- Founded: 1969
- Dissolved: 1978
- Ideology: Reformism Nonsectarianism
- Political position: Centre

= New Ulster Movement =

The New Ulster Movement (NUM) was a political pressure group in Northern Ireland which aimed to promote moderate and non-sectarian policies and to help candidates who supported Terence O'Neill, the Northern Ireland Prime Minister, in the election on 24 February 1969 which saw a split between candidates of the ruling Ulster Unionist Party.

The organisation was established in early 1969 under the Chairmanship of Brian Walker, and soon had a membership of around 8,000 people. Later in the year, Oliver Napier of the Ulster Liberal Party and Bob Cooper, formerly of the Ulster Unionist Party, were appointed as joint chairmen of its political committee.

Napier and Cooper wished to establish a new political party, a position which was strongly opposed by Walker. A meeting of the NUM was held on 30 December 1969 to decide on the way forward, and a committee was elected to investigate the feasibility of launching a new party at Easter in 1970.

David Corkey, a member of the NUM, stood as an independent candidate in a by-election in South Antrim.
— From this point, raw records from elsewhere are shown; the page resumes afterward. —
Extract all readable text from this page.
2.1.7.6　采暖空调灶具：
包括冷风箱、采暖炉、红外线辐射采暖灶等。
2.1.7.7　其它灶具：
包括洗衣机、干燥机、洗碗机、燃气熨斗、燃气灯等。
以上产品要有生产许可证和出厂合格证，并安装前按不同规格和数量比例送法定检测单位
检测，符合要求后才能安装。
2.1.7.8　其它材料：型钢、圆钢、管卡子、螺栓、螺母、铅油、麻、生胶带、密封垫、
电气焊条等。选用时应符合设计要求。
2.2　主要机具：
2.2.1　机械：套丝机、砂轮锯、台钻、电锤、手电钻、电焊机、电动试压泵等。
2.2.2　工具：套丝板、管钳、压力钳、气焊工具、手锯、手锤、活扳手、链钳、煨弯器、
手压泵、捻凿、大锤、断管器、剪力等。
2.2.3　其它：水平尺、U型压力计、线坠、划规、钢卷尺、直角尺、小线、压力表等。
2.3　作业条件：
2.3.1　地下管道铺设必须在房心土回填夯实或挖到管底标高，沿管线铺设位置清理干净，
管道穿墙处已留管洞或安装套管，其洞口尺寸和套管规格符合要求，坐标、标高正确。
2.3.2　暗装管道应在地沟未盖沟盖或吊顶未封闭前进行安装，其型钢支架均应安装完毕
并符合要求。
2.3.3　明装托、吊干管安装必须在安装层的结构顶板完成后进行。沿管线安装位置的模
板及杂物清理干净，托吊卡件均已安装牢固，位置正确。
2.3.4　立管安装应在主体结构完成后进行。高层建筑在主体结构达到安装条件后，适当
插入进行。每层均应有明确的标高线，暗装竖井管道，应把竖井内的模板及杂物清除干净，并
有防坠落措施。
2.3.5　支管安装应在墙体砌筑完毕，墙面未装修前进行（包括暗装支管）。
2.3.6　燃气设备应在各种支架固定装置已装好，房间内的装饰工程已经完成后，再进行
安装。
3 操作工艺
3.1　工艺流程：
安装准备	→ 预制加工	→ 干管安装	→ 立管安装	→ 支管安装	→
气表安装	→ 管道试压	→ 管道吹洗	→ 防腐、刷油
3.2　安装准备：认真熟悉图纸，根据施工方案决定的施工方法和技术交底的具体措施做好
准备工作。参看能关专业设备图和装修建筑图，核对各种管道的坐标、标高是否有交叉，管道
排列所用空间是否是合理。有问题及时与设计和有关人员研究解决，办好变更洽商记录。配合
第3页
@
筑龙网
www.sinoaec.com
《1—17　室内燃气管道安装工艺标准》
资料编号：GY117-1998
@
He received 25.7% of the votes cast, and this helped build enthusiasm for the party.

Napier and Cooper launched the Alliance Party of Northern Ireland (APNI) on 21 April 1970, and used their access to the membership lists of the NUM to canvass for party members. Napier later estimated that 95–99% of NUM members left to join APNI, including eleven executive members.

In October, the NUM rewrote its constitution to prevent it from intervening in elections, and redefined itself as a think tank. It dissolved in 1978.